Fifteen more personnel were wounded and the death toll could rise as some of the injured were in a serious condition, several officials said. A military statement said the NATO aircraft "carried out unprovoked firing" on the border posts. Pakistani troops "effectively responded immediately in self-defence to NATO/ISAF's aggression with all available weapons".
General Kayani strongly condemned "NATO/ISAF's blatant and unacceptable act". While lauding the effective response by Pakistani soldiers, he issued orders for taking all necessary steps for "an effective response to this irresponsible act".
Within hours of the attack, Pakistani authorities sealed off the country's border stopping all container trucks and tankers carrying supplies for US and NATO forces in Afghanistan.
Foreign Secretary Salman Bashir called in US Ambassador Cameron Munter to lodge a "strong protest on the unprovoked NATO/ISAF attack", the Foreign Office said in a statement.
Mr Bashir told the US envoy that the attack had "deeply incensed the government and the people of Pakistan".
The President, Prime Minister and the government "strongly condemn the attacks which were totally unacceptable, constituted a grave infringement of Pakistan's sovereignty, were violative of international law and a serious transgression of the oft conveyed red lines", a statement said.
Prime Minister Yousuf Raza Gilani described the incident as an "attack on Pakistan's security and sovereignty" and cut short a visit to his hometown of Multan to rush back to Islamabad.
The attack comes at a time when US-Pak relations have plunged to a new low since early this year over the Raymond Davis episode and the unilateral raid by US that killed Al Qaeda chief Osama bin Laden in Abbottabad on May 2.
US Ambassador Munter expressed regret at Saturday's incident and offered assistance in probing it.
In a statement issued by the US Embassy, Mr Munter said, "I regret the loss of life of any Pakistani servicemen, and pledge that the United States will work closely with Pakistan to investigate this incident."
A spokesman for the NATO-led ISAF in Kabul said the coalition was aware of "an incident" near the border and was gathering information on it.
Security forces blocked all entry points to Mohmand Agency after the incident and began checking all vehicles.
Several crossings on the Afghanistan frontier, including Landikotal and Takhtbai, were closed and over 150 NATO supply vehicles were turned back to Peshawar.
The Pakistan Embassy in the US lodged a verbal protest over the attack.
The Deputy Chief of Mission Iffat Gardezi contacted the US State Department at midnight and described the incident as "unprovoked".
Pakistan's Ambassador to the European Union, Jalil Abbas Jilani, lodged a similar protest with NATO.
Former premier Nawaz Sharif, the chief of the PML-N, condemned the incident and described it as an "act of terrorism" while Pakistan Tehrik-e-Insaf chief Imran Khan called on the government to pull out of the US-led war on terrorism.

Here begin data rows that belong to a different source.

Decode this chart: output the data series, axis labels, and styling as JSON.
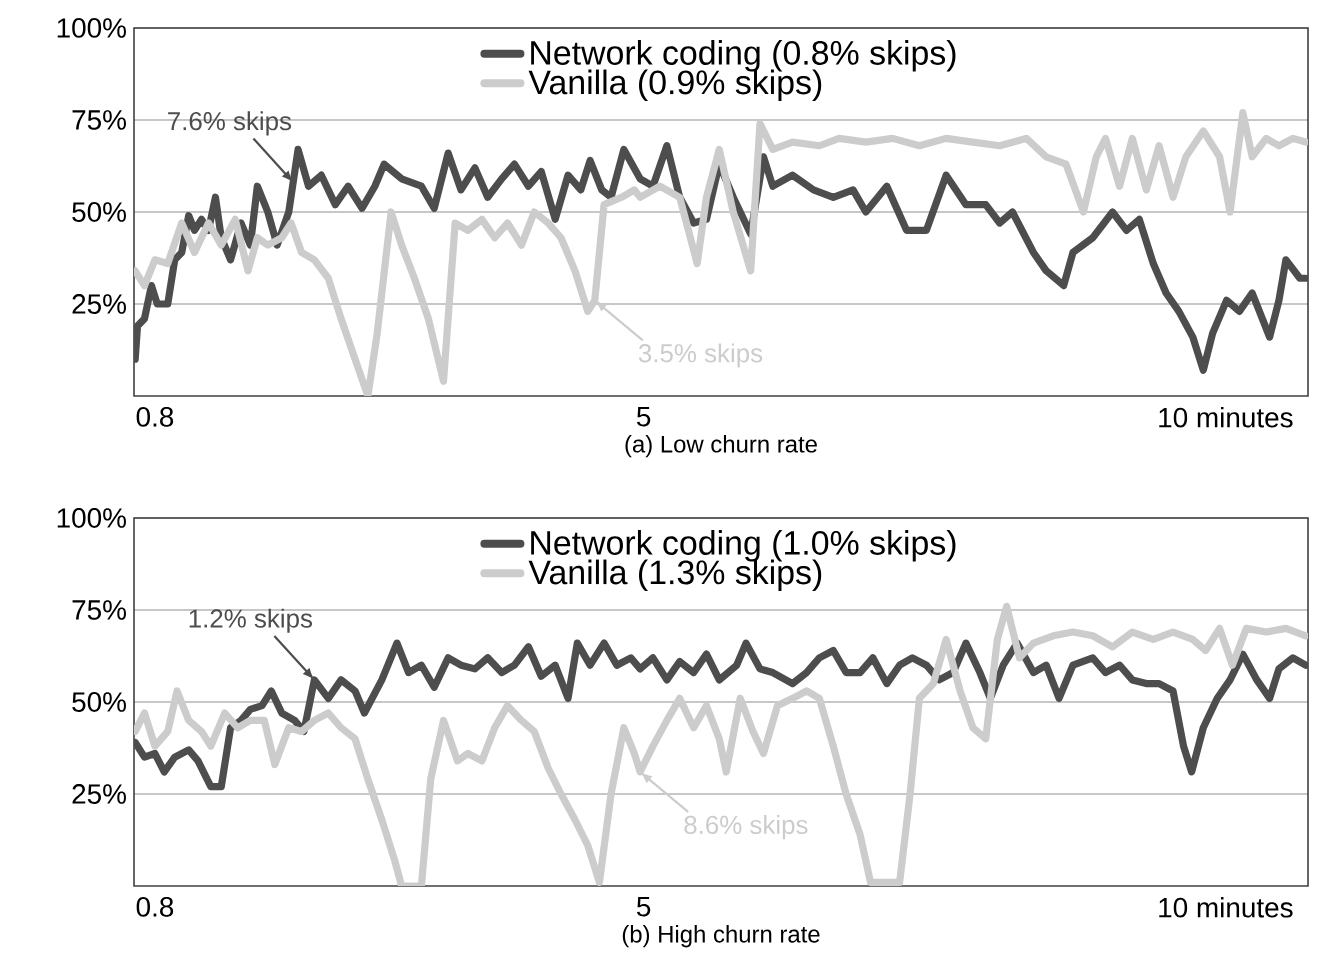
{
  "chart_data": [
    {
      "type": "line",
      "title": "(a) Low churn rate",
      "xlim": [
        0.62,
        10.71
      ],
      "xticks": [
        0.8,
        5,
        {
          "value": 10,
          "label": "10 minutes"
        }
      ],
      "ylim": [
        0,
        100
      ],
      "yticks": [
        {
          "value": 25,
          "label": "25%"
        },
        {
          "value": 50,
          "label": "50%"
        },
        {
          "value": 75,
          "label": "75%"
        },
        {
          "value": 100,
          "label": "100%"
        }
      ],
      "grid": "y",
      "legend": "top",
      "series": [
        {
          "name": "Network coding (0.8% skips)",
          "color": "#4d4d4d",
          "x": [
            0.63,
            0.65,
            0.71,
            0.77,
            0.82,
            0.91,
            0.97,
            1.03,
            1.09,
            1.14,
            1.2,
            1.26,
            1.32,
            1.37,
            1.45,
            1.54,
            1.62,
            1.68,
            1.77,
            1.85,
            1.95,
            2.03,
            2.12,
            2.23,
            2.35,
            2.46,
            2.58,
            2.69,
            2.77,
            2.92,
            3.09,
            3.2,
            3.32,
            3.43,
            3.55,
            3.66,
            3.78,
            3.89,
            4.01,
            4.12,
            4.24,
            4.35,
            4.46,
            4.54,
            4.64,
            4.72,
            4.83,
            4.97,
            5.08,
            5.2,
            5.31,
            5.43,
            5.54,
            5.65,
            5.77,
            5.92,
            6.03,
            6.11,
            6.28,
            6.46,
            6.63,
            6.8,
            6.91,
            7.09,
            7.26,
            7.43,
            7.6,
            7.77,
            7.94,
            8.06,
            8.17,
            8.35,
            8.46,
            8.61,
            8.69,
            8.86,
            9.03,
            9.15,
            9.26,
            9.38,
            9.49,
            9.6,
            9.72,
            9.81,
            9.89,
            10.01,
            10.12,
            10.23,
            10.38,
            10.46,
            10.52,
            10.64,
            10.69
          ],
          "values": [
            10,
            19,
            21,
            30,
            25,
            25,
            37,
            39,
            49,
            45,
            48,
            45,
            54,
            43,
            37,
            47,
            41,
            57,
            50,
            41,
            50,
            67,
            57,
            60,
            52,
            57,
            51,
            57,
            63,
            59,
            57,
            51,
            66,
            56,
            62,
            54,
            59,
            63,
            57,
            61,
            48,
            60,
            56,
            64,
            56,
            54,
            67,
            59,
            57,
            68,
            54,
            47,
            48,
            63,
            54,
            44,
            65,
            57,
            60,
            56,
            54,
            56,
            50,
            57,
            45,
            45,
            60,
            52,
            52,
            47,
            50,
            39,
            34,
            30,
            39,
            43,
            50,
            45,
            48,
            36,
            28,
            23,
            16,
            7,
            17,
            26,
            23,
            28,
            16,
            26,
            37,
            32,
            32
          ]
        },
        {
          "name": "Vanilla (0.9% skips)",
          "color": "#cccccc",
          "x": [
            0.63,
            0.71,
            0.8,
            0.91,
            1.03,
            1.14,
            1.26,
            1.37,
            1.49,
            1.6,
            1.68,
            1.77,
            1.89,
            1.97,
            2.06,
            2.17,
            2.29,
            2.4,
            2.52,
            2.63,
            2.71,
            2.83,
            2.92,
            3.03,
            3.15,
            3.28,
            3.38,
            3.49,
            3.61,
            3.72,
            3.83,
            3.95,
            4.06,
            4.18,
            4.29,
            4.41,
            4.52,
            4.58,
            4.66,
            4.81,
            4.92,
            4.97,
            5.14,
            5.31,
            5.46,
            5.54,
            5.65,
            5.77,
            5.92,
            6.0,
            6.11,
            6.28,
            6.51,
            6.68,
            6.91,
            7.14,
            7.37,
            7.6,
            7.83,
            8.06,
            8.29,
            8.46,
            8.63,
            8.78,
            8.89,
            8.97,
            9.09,
            9.2,
            9.32,
            9.43,
            9.55,
            9.66,
            9.81,
            9.95,
            10.04,
            10.15,
            10.23,
            10.35,
            10.46,
            10.58,
            10.69
          ],
          "values": [
            34,
            30,
            37,
            36,
            47,
            39,
            47,
            41,
            48,
            34,
            43,
            41,
            43,
            47,
            39,
            37,
            32,
            21,
            10,
            0,
            17,
            50,
            41,
            32,
            21,
            4,
            47,
            45,
            48,
            43,
            47,
            41,
            50,
            47,
            43,
            34,
            23,
            26,
            52,
            54,
            56,
            54,
            57,
            54,
            36,
            54,
            67,
            50,
            34,
            74,
            67,
            69,
            68,
            70,
            69,
            70,
            68,
            70,
            69,
            68,
            70,
            65,
            63,
            50,
            65,
            70,
            57,
            70,
            56,
            68,
            54,
            65,
            72,
            65,
            50,
            77,
            65,
            70,
            68,
            70,
            69
          ]
        }
      ],
      "annotations": [
        {
          "text": "7.6% skips",
          "x": 1.99,
          "y": 58
        },
        {
          "text": "3.5% skips",
          "x": 4.58,
          "y": 26
        }
      ]
    },
    {
      "type": "line",
      "title": "(b) High churn rate",
      "xlim": [
        0.62,
        10.71
      ],
      "xticks": [
        0.8,
        5,
        {
          "value": 10,
          "label": "10 minutes"
        }
      ],
      "ylim": [
        0,
        100
      ],
      "yticks": [
        {
          "value": 25,
          "label": "25%"
        },
        {
          "value": 50,
          "label": "50%"
        },
        {
          "value": 75,
          "label": "75%"
        },
        {
          "value": 100,
          "label": "100%"
        }
      ],
      "grid": "y",
      "legend": "top",
      "series": [
        {
          "name": "Network coding (1.0% skips)",
          "color": "#4d4d4d",
          "x": [
            0.63,
            0.71,
            0.8,
            0.88,
            0.97,
            1.09,
            1.17,
            1.28,
            1.37,
            1.45,
            1.54,
            1.62,
            1.72,
            1.8,
            1.89,
            2.0,
            2.08,
            2.17,
            2.29,
            2.4,
            2.52,
            2.6,
            2.75,
            2.88,
            2.98,
            3.09,
            3.2,
            3.32,
            3.43,
            3.55,
            3.66,
            3.78,
            3.89,
            4.01,
            4.12,
            4.24,
            4.35,
            4.43,
            4.54,
            4.66,
            4.77,
            4.89,
            4.97,
            5.08,
            5.2,
            5.31,
            5.43,
            5.54,
            5.65,
            5.8,
            5.88,
            6.0,
            6.11,
            6.28,
            6.4,
            6.51,
            6.63,
            6.74,
            6.86,
            6.97,
            7.09,
            7.2,
            7.31,
            7.43,
            7.54,
            7.66,
            7.77,
            7.89,
            7.98,
            8.09,
            8.21,
            8.35,
            8.46,
            8.57,
            8.69,
            8.86,
            8.97,
            9.09,
            9.2,
            9.32,
            9.43,
            9.55,
            9.64,
            9.71,
            9.81,
            9.93,
            10.04,
            10.15,
            10.27,
            10.38,
            10.46,
            10.58,
            10.69
          ],
          "values": [
            39,
            35,
            36,
            31,
            35,
            37,
            34,
            27,
            27,
            43,
            45,
            48,
            49,
            53,
            47,
            45,
            42,
            56,
            51,
            56,
            53,
            47,
            56,
            66,
            58,
            60,
            54,
            62,
            60,
            59,
            62,
            58,
            60,
            65,
            57,
            60,
            51,
            66,
            60,
            66,
            60,
            62,
            59,
            62,
            56,
            61,
            58,
            63,
            56,
            60,
            66,
            59,
            58,
            55,
            58,
            62,
            64,
            58,
            58,
            62,
            55,
            60,
            62,
            60,
            56,
            58,
            66,
            58,
            51,
            60,
            66,
            58,
            60,
            51,
            60,
            62,
            58,
            60,
            56,
            55,
            55,
            53,
            38,
            31,
            43,
            51,
            56,
            63,
            56,
            51,
            59,
            62,
            60
          ]
        },
        {
          "name": "Vanilla (1.3% skips)",
          "color": "#cccccc",
          "x": [
            0.63,
            0.71,
            0.8,
            0.91,
            0.99,
            1.09,
            1.2,
            1.28,
            1.4,
            1.51,
            1.62,
            1.74,
            1.83,
            1.95,
            2.06,
            2.17,
            2.29,
            2.4,
            2.52,
            2.63,
            2.75,
            2.86,
            2.92,
            3.09,
            3.17,
            3.28,
            3.4,
            3.49,
            3.61,
            3.72,
            3.83,
            3.95,
            4.06,
            4.18,
            4.29,
            4.41,
            4.52,
            4.62,
            4.72,
            4.83,
            4.92,
            4.97,
            5.08,
            5.2,
            5.31,
            5.43,
            5.54,
            5.65,
            5.71,
            5.83,
            5.94,
            6.03,
            6.15,
            6.28,
            6.4,
            6.51,
            6.63,
            6.74,
            6.86,
            6.95,
            7.2,
            7.29,
            7.37,
            7.49,
            7.6,
            7.72,
            7.83,
            7.94,
            8.04,
            8.12,
            8.23,
            8.35,
            8.52,
            8.69,
            8.86,
            9.03,
            9.2,
            9.38,
            9.55,
            9.72,
            9.83,
            9.95,
            10.06,
            10.18,
            10.35,
            10.52,
            10.69
          ],
          "values": [
            42,
            47,
            38,
            42,
            53,
            45,
            42,
            38,
            47,
            43,
            45,
            45,
            33,
            43,
            42,
            45,
            47,
            43,
            40,
            29,
            18,
            7,
            0,
            0,
            29,
            45,
            34,
            36,
            34,
            43,
            49,
            45,
            42,
            32,
            25,
            18,
            11,
            1,
            25,
            43,
            36,
            31,
            38,
            45,
            51,
            43,
            49,
            40,
            31,
            51,
            42,
            36,
            49,
            51,
            53,
            51,
            38,
            25,
            14,
            1,
            1,
            25,
            51,
            55,
            67,
            53,
            43,
            40,
            67,
            76,
            62,
            66,
            68,
            69,
            68,
            65,
            69,
            67,
            69,
            67,
            64,
            70,
            60,
            70,
            69,
            70,
            68
          ]
        }
      ],
      "annotations": [
        {
          "text": "1.2% skips",
          "x": 2.17,
          "y": 56
        },
        {
          "text": "8.6% skips",
          "x": 4.97,
          "y": 31
        }
      ]
    }
  ]
}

The incident occurred just a day after General Kayani and the commander of coalition forces in Afghanistan, General John Allen, met in Islamabad and discussed the need for tighter measures to block the movement of militants across the Pak-Afghan border.
In May, two Pakistani soldiers were injured in an exchange of fire with two NATO helicopters from Afghanistan that intruded into the volatile North Waziristan tribal region.
Pakistan had retaliated against yet another incursion by NATO helicopters in September last year, which killed two Pakistani soldiers, by shutting down the main supply route for NATO forces.
The route was reopened after the US tendered an official apology for the incursion.
Prior to today's attack, the deadliest attack on Pakistani soldiers involving NATO occurred in June 2008, when 11 soldiers were killed in an air strike in Mohmand Agency.